Cette information est positive, et semble indiquer que les tractations sont en phase finale, ce qui signifie que si tout avance bien, les deux parties pourraient enfin parvenir à officialiser un accord d’ici fin avril. Pour rappel, Donald Trump avait consenti à reporter la date butoir du 1er mars en se fondant sur la bonne avancée des négociations commerciales, mais les chinois ont ensuite été échaudés par l’échec de son sommet avec le leader nord-coréen Kim Jong-Un. Le Président américain était sorti de ces discussions sur le désarmement nucléaire de la Corée du Nord sans deal, jugeant qu’il préférait se passer d’une poignée de mains plutôt qu’un mauvais accord.
Les grandes lignes d’un accord commercial avec les chinois sont désormais bien connues. Le pays a déjà consenti à éliminer le déficit commercial américain, en augmentant ses achats de produits US pour un montant total de 1.000 milliards de dollars sur six ans. Mais le nerf de la guerre réside aussi dans son engagement à protéger la propriété intellectuelle des produits américains, mettre fin au transfert technologique demandé aux entreprises US faisant des affaires en Chine ou encore la suppression des subventions indues aux industriels chinois.

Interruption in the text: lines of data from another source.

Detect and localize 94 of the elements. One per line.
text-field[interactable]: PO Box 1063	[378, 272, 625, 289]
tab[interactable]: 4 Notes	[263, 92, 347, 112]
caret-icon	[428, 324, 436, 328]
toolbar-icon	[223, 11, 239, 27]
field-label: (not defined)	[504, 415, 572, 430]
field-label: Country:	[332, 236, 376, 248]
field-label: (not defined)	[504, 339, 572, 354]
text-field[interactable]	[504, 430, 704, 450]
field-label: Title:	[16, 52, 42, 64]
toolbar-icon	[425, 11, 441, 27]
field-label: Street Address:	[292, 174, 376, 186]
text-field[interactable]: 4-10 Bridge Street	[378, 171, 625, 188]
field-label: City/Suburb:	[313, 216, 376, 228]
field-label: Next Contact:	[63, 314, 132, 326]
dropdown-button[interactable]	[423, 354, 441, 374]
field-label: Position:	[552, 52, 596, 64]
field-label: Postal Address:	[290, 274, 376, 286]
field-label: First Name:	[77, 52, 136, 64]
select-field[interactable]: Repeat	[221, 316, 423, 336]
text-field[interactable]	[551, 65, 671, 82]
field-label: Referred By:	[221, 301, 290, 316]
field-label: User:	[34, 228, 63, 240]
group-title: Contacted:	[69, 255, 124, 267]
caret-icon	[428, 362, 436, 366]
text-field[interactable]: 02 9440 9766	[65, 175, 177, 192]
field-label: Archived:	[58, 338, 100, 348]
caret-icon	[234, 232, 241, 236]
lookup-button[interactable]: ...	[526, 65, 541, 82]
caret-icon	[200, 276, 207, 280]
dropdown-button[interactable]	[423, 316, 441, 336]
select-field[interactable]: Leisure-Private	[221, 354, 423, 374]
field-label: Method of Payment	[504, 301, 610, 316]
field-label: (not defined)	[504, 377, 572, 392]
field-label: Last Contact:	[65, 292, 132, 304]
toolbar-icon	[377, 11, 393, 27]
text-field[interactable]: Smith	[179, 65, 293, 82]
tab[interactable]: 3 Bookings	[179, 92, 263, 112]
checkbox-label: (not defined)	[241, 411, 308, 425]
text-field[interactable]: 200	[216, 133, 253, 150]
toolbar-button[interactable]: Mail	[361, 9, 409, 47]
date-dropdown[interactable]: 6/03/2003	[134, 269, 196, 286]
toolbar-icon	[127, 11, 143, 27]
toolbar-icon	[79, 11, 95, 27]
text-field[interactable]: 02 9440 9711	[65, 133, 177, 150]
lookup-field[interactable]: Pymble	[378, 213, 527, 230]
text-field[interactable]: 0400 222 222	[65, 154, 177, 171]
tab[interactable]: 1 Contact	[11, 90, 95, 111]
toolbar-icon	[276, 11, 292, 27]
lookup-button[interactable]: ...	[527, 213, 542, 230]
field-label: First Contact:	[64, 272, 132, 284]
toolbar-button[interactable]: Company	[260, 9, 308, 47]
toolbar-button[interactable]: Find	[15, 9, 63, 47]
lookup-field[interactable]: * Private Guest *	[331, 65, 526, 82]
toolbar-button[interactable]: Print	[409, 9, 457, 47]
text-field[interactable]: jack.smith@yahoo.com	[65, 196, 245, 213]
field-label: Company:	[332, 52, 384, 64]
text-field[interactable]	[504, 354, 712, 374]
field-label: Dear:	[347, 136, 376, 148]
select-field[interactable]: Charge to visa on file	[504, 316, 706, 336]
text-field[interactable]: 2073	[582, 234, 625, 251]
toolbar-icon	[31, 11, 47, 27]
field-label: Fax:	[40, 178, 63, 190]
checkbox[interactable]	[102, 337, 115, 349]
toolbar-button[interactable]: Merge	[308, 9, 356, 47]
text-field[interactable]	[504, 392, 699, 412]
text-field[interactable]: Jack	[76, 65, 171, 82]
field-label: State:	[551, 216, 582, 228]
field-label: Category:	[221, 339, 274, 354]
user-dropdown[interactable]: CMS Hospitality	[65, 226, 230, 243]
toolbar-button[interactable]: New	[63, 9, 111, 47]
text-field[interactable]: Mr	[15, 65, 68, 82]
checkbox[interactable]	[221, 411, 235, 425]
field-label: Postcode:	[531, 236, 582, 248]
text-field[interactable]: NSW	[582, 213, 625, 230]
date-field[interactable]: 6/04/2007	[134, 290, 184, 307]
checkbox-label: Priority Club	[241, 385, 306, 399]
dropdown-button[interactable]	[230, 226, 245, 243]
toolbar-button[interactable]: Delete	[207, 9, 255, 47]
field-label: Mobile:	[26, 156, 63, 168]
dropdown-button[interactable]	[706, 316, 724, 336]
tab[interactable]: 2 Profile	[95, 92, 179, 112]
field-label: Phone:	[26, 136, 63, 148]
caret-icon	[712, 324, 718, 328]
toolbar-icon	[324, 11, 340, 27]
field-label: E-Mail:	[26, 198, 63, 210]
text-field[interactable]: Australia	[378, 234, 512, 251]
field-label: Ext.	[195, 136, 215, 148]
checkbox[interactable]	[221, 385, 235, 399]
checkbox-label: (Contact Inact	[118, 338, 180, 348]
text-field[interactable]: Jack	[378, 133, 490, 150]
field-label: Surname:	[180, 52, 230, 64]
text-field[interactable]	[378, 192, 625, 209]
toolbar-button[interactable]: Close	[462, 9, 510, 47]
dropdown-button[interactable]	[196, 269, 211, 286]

Mais des points bloquants demeurent. Les États-Unis n’ont pas encore obtenu de garanties sur la façon dont la Chine va mettre en œuvre cette protection des entreprises américaines opérant dans le pays. En cas de litige, plusieurs étapes de discussions sont prévues, mais l’Empire du Milieu n’a pas encore accepté la mise en place de sanctions en cas de violation du pacte. Mais la question perdure sur la façon dont les deux parties pourraient, grâce à cet accord, mettre fin aux tarifs douaniers mis en place respectivement par les deux pays. Pour rappel, les États-Unis avaient décidé de mettre en place des tarifs douaniers sur 250 milliards de dollars de produits chinois, soit la moitié de ses importations, et pourraient garder les 25 % prélevés sur 50 millions de dollars de marchandises. En représailles, la Chine a décidé de taxer 110 milliards de dollars d’importations américaines, soit 90 % de ce qu’elle achète.
Le timing est devenu le sujet clé pour Donald Trump, qui montre sa fermeté en public, mais presse ses conseillers pour finaliser ce deal rapidement. Côté chinois, des délais de traduction et surtout d’approbation des concessions directement par le Président Xi Jinping n’ont pas accéléré les choses. Mais les marchés, qui ont intégré le scénario d’un deal, verraient d'un mauvais œil toute prolongation supplémentaire.